Published: May 3, 2013

I'm a veteran of World War II and a beneficiary of the legislation commonly known as the G.I. Bill. University of Oklahoma President David Boren (Point of View, April 26) asserted that it was this bill that accounted for the growth of family income in the two decades following World War II. However, Boren misses the main reason for the growth.

At the end of the war, with worldwide demand very high, the United States was the only manufacturing base in the world that hadn't been destroyed or severely damaged by the conflict. Strong unions, representing millions of American low- to medium-skilled workers needed at that time in those industries, negotiated favorable contracts for these workers, who produced significantly similar growth in family income for all levels of wage earners from 1947 through roughly 1970. In the first half of the 1950s, average hourly earnings for steelworkers increased about four times faster than the cost of living.

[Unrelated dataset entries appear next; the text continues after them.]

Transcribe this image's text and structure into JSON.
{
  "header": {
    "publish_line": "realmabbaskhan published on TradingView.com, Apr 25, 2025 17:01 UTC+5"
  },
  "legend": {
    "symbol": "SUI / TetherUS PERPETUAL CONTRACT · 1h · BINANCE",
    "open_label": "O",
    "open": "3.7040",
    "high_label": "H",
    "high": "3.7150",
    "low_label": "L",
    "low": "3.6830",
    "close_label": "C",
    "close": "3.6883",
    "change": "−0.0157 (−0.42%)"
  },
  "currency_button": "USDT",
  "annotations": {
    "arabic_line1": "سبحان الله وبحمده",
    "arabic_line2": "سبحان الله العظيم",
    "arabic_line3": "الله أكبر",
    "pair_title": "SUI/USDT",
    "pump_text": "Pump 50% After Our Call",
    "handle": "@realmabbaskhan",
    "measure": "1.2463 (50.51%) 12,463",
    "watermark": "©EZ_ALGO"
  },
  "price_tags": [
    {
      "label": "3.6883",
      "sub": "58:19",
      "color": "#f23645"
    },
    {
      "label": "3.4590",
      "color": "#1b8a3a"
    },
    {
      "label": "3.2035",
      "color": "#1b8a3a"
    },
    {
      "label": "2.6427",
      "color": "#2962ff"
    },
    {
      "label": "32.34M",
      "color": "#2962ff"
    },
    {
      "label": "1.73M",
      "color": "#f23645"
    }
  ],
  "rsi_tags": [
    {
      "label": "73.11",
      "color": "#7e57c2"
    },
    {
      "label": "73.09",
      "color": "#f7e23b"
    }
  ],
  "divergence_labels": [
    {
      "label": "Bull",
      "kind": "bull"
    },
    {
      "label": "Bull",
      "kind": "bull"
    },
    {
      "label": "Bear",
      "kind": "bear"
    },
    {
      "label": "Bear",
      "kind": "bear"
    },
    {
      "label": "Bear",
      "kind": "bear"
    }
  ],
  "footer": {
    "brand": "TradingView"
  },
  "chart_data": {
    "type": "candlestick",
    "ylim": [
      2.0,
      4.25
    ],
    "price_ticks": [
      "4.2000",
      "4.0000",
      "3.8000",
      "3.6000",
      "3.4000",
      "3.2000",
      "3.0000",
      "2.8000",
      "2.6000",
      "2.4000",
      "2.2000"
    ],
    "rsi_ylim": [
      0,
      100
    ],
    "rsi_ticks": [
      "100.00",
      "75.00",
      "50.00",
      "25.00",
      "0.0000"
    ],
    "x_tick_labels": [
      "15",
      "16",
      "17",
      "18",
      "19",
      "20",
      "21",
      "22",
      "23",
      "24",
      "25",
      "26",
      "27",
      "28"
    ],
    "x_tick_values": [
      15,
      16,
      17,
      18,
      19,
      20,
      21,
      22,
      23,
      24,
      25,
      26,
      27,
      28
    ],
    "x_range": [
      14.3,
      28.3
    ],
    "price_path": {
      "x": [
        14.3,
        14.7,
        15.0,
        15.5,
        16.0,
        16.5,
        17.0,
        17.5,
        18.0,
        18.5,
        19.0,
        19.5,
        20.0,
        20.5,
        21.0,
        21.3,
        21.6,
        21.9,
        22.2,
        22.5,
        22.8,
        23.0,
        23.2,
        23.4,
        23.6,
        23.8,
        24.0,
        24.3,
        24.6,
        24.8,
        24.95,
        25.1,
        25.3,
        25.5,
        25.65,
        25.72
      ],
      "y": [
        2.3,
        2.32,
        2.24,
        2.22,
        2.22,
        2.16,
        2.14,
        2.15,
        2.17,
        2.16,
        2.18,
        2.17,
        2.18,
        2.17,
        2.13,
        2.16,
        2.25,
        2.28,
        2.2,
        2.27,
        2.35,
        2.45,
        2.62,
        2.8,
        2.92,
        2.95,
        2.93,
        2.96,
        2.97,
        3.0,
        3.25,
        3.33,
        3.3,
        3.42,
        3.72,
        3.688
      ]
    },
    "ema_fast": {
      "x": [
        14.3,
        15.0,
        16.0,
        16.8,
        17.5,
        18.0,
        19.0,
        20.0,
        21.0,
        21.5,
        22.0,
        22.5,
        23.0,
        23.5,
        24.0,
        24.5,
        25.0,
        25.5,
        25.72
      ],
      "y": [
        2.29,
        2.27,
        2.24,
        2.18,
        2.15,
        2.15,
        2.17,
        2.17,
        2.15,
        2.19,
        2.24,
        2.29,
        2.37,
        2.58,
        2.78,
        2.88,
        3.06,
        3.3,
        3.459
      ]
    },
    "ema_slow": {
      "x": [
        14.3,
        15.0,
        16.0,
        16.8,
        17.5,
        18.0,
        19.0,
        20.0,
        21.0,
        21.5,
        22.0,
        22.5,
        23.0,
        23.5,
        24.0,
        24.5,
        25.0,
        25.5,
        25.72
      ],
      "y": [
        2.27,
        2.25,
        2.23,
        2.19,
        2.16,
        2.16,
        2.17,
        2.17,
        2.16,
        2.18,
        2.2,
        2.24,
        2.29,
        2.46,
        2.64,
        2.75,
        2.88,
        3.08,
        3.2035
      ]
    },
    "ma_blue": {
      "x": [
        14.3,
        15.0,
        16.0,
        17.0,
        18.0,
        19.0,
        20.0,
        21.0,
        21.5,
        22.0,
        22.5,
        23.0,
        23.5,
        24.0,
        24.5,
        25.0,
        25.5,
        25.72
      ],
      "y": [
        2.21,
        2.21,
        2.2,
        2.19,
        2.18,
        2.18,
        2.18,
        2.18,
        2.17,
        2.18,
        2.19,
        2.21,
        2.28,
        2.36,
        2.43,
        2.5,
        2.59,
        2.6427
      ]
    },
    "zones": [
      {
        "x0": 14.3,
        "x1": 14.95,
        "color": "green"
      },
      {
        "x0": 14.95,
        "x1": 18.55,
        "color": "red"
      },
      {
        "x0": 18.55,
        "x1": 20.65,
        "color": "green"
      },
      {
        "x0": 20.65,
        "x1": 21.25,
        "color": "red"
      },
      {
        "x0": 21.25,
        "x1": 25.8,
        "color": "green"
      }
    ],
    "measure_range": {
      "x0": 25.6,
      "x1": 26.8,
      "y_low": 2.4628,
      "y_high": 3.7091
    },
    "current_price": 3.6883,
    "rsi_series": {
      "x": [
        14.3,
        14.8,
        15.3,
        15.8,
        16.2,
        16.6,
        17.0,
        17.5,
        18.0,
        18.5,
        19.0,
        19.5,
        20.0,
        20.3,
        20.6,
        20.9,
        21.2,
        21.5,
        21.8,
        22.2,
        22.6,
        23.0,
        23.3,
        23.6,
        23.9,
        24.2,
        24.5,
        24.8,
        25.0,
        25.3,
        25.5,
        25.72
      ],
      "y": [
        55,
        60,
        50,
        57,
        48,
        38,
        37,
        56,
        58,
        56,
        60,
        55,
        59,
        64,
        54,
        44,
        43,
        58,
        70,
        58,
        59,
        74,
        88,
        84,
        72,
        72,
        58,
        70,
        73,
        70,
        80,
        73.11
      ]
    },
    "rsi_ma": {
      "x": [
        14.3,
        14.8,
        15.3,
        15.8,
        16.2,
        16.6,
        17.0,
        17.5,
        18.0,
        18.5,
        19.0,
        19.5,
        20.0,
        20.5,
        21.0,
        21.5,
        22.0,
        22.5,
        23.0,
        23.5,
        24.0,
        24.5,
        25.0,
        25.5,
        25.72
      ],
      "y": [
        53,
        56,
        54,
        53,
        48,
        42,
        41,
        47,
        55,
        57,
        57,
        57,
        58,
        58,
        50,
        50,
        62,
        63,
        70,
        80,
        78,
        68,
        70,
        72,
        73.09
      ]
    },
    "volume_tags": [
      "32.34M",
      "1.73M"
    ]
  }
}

Globalization and foreign competition began in the late 1960s. Foreign wages for low- to medium-skilled workers put pressure on American wages. From the 1970s onward, family income growth for those in 20th and 50th percentiles slowed noticeably while the income for those in the 95th percentile continued to increase at a rate close to the pre-1970 level.

Arguably, the G.I. Bill, by providing opportunities for developing skills needed in the last half of the 20th century, had a greater impact on the family incomes of some portions of our population in the last two decades of the 20th century than it did in the 20 years after World War II.